Eight of Europe’s biggest carmakers could face billions of euros in fines for missing EU emissions targets that come into force in 2021. According to PA Consulting BMW, Daimler, Fiat Chrysler Automobiles, Ford, General Motors, Hyundai-Kia Motor Company, Jaguar Land Rover and Volkswagen Group are all in danger of missing their targets.

PSA Group, Renault-Nissan Alliance, Toyota and Volvo, on the other hand, were considered to be on track to meet their carbon dioxide (CO2) emissions target because they have made most progress towards adding electric vehicles (EVs) to their ranges.

Figure 1: Carmakers ranked by forecast 2021 carbon dioxide emissions

Manufacturers have to reduce average CO2 emissions to 95g/km by 2021. Each brand has specific targets to reflect its vehicle range, so that manufacturers of off-road vehicles have a higher emissions target than a manufacturer which mainly produces superminis.

In its report, The CO2 Emissions Challenge, PA Consulting ranks OEMs according to their current and predicted emissions performance.

Thomas Goettle, head of global automotive at PA Consulting, said: ‘We know they need electric cars to hit the numbers otherwise they have no chance. There are some that can still make it, and others that are struggling quite a lot.’

OEMs recently revealed strategies to slash emissions by introducing a range of new EVs, but Goettle says they won’t arrive quickly enough to affect their average emissions in 2021.

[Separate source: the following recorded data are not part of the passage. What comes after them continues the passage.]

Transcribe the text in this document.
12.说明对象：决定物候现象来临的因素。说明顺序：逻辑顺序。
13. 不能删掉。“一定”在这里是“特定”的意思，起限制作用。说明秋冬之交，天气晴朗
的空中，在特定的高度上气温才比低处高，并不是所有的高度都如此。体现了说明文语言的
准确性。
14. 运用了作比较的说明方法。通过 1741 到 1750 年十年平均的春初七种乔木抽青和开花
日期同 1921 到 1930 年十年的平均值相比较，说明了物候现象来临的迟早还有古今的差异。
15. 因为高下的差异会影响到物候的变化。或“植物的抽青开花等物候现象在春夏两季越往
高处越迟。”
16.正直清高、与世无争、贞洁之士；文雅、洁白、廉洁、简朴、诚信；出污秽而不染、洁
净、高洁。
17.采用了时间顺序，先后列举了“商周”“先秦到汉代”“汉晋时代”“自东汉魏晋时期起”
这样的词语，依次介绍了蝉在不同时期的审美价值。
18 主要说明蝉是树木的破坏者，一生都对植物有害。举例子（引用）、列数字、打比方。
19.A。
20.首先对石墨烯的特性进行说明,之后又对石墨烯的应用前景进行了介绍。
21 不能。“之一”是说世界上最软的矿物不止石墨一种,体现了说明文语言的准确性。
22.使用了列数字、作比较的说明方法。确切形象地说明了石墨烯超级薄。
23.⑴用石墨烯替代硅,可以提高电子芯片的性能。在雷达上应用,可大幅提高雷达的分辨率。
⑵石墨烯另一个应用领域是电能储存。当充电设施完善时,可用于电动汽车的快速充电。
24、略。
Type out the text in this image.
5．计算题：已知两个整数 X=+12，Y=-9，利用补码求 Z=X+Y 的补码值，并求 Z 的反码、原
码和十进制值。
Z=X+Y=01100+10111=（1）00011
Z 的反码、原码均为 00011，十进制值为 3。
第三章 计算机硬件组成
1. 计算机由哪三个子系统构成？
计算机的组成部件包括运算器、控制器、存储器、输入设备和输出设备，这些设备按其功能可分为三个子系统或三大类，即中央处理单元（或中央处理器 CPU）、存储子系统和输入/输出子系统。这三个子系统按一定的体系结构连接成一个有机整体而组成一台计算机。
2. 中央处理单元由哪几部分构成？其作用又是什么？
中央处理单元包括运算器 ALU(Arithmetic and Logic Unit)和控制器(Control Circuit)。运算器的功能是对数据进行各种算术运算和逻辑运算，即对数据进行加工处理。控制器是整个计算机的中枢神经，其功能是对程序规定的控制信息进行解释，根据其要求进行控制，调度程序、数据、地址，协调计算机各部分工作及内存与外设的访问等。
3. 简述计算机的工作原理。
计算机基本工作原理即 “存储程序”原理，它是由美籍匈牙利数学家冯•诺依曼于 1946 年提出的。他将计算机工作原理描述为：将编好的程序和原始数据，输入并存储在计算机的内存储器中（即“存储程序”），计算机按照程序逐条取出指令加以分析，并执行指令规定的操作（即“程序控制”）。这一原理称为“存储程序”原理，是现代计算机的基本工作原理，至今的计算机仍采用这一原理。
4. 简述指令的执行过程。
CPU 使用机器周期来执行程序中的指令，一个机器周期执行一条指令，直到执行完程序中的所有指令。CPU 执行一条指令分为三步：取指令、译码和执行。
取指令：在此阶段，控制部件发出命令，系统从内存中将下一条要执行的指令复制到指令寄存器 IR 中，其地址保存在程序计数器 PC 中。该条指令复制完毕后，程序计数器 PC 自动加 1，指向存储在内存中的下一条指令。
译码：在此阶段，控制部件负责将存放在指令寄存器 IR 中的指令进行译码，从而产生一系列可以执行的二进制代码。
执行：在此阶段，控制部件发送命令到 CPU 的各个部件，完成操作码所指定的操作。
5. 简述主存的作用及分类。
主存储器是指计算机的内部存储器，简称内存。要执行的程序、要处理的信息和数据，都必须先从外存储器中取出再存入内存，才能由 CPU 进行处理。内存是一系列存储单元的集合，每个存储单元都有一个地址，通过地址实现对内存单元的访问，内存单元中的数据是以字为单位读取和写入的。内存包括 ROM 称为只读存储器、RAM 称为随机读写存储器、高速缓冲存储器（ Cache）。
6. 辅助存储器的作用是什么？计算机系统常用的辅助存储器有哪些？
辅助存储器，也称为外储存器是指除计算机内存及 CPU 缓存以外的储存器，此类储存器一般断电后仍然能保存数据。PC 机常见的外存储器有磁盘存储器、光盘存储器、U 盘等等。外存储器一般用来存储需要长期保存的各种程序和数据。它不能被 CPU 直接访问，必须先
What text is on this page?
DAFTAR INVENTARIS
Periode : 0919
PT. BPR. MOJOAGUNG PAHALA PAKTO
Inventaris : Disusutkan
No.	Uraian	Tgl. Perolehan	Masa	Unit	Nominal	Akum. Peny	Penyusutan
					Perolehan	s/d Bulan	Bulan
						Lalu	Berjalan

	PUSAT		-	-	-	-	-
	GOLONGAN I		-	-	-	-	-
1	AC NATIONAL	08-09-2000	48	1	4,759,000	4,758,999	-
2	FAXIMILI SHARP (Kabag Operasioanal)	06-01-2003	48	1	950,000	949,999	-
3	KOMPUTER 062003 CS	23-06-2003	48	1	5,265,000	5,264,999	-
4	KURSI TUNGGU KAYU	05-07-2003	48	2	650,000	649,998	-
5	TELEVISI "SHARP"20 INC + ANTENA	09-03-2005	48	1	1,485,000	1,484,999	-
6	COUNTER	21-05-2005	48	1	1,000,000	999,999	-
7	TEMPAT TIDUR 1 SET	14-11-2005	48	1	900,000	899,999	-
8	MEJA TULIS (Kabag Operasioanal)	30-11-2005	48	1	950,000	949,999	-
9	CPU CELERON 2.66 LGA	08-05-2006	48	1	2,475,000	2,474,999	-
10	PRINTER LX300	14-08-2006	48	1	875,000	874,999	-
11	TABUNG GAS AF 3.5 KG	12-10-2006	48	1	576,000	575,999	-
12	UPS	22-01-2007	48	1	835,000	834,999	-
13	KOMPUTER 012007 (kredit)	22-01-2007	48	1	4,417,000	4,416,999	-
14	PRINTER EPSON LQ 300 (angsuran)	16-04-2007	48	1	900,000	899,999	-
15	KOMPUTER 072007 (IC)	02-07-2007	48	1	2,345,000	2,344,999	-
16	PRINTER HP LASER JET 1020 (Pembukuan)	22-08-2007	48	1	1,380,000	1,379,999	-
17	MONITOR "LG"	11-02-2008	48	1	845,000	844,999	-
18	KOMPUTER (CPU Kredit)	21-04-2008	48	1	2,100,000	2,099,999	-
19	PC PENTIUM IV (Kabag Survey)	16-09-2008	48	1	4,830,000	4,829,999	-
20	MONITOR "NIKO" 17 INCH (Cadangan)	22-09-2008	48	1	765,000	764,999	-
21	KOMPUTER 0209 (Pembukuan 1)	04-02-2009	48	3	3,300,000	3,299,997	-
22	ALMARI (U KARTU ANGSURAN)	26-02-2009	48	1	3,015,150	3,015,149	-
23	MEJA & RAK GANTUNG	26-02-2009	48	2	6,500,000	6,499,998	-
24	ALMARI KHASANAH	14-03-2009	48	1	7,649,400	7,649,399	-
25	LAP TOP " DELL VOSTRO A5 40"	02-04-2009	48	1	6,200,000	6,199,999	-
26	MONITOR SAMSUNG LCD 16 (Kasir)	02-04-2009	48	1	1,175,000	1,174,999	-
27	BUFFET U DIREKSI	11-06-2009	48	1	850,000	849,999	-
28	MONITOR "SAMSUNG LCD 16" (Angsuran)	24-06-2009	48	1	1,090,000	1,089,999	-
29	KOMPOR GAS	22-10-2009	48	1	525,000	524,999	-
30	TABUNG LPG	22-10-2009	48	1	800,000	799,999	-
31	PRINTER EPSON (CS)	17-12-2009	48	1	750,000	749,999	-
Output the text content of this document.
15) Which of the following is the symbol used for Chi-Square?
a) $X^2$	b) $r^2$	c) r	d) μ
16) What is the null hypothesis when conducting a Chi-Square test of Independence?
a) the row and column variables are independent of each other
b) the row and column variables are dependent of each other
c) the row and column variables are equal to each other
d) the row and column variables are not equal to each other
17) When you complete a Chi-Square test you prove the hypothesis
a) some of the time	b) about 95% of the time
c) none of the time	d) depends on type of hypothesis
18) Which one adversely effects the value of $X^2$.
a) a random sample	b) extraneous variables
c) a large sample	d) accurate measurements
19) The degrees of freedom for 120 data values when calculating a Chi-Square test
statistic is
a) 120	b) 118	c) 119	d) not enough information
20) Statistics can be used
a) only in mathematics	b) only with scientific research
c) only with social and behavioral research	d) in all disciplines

Volkswagen has already stated that it plans to have 30 new EVs in its range by 2025 as part of a massive restructuring and Daimler has announced plans for 10 new EV models over the same period.

Executives at Volkswagen say they ‘remain committed’ to achieving the EU emissions targets for CO2 as part of its new strategy.

Jaguar Land Rover recently unveiled a new electric SUV as it pushes forward with plans to create thousands of new jobs by developing zero-emission models.

The diesel emissions scandal has undermined manufacturers’ plans to use diesel cars as the best solution for reducing CO2 emissions. Some EU governments are discouraging use of the fuel and its share of the market is falling.

Furthermore, the EU is also targeting a reduction in nitrogen oxides, which tend to be higher in diesel engines, requiring manufacturers to spend more on exhaust treatments.

While companies such as PSA Group insist that diesel has a long-term future, the biggest reductions in average CO2 will come from EVs and plug-in hybrids, which are typically powered by petrol.

Goettle added: ‘The problem is, these vehicles will come too late to have an impact on the rapidly approaching 2021 deadline. Carmakers must move beyond hybrids. They need to radically reshape their vehicle portfolio now if they are to reduce and meet their emissions targets for 2021.’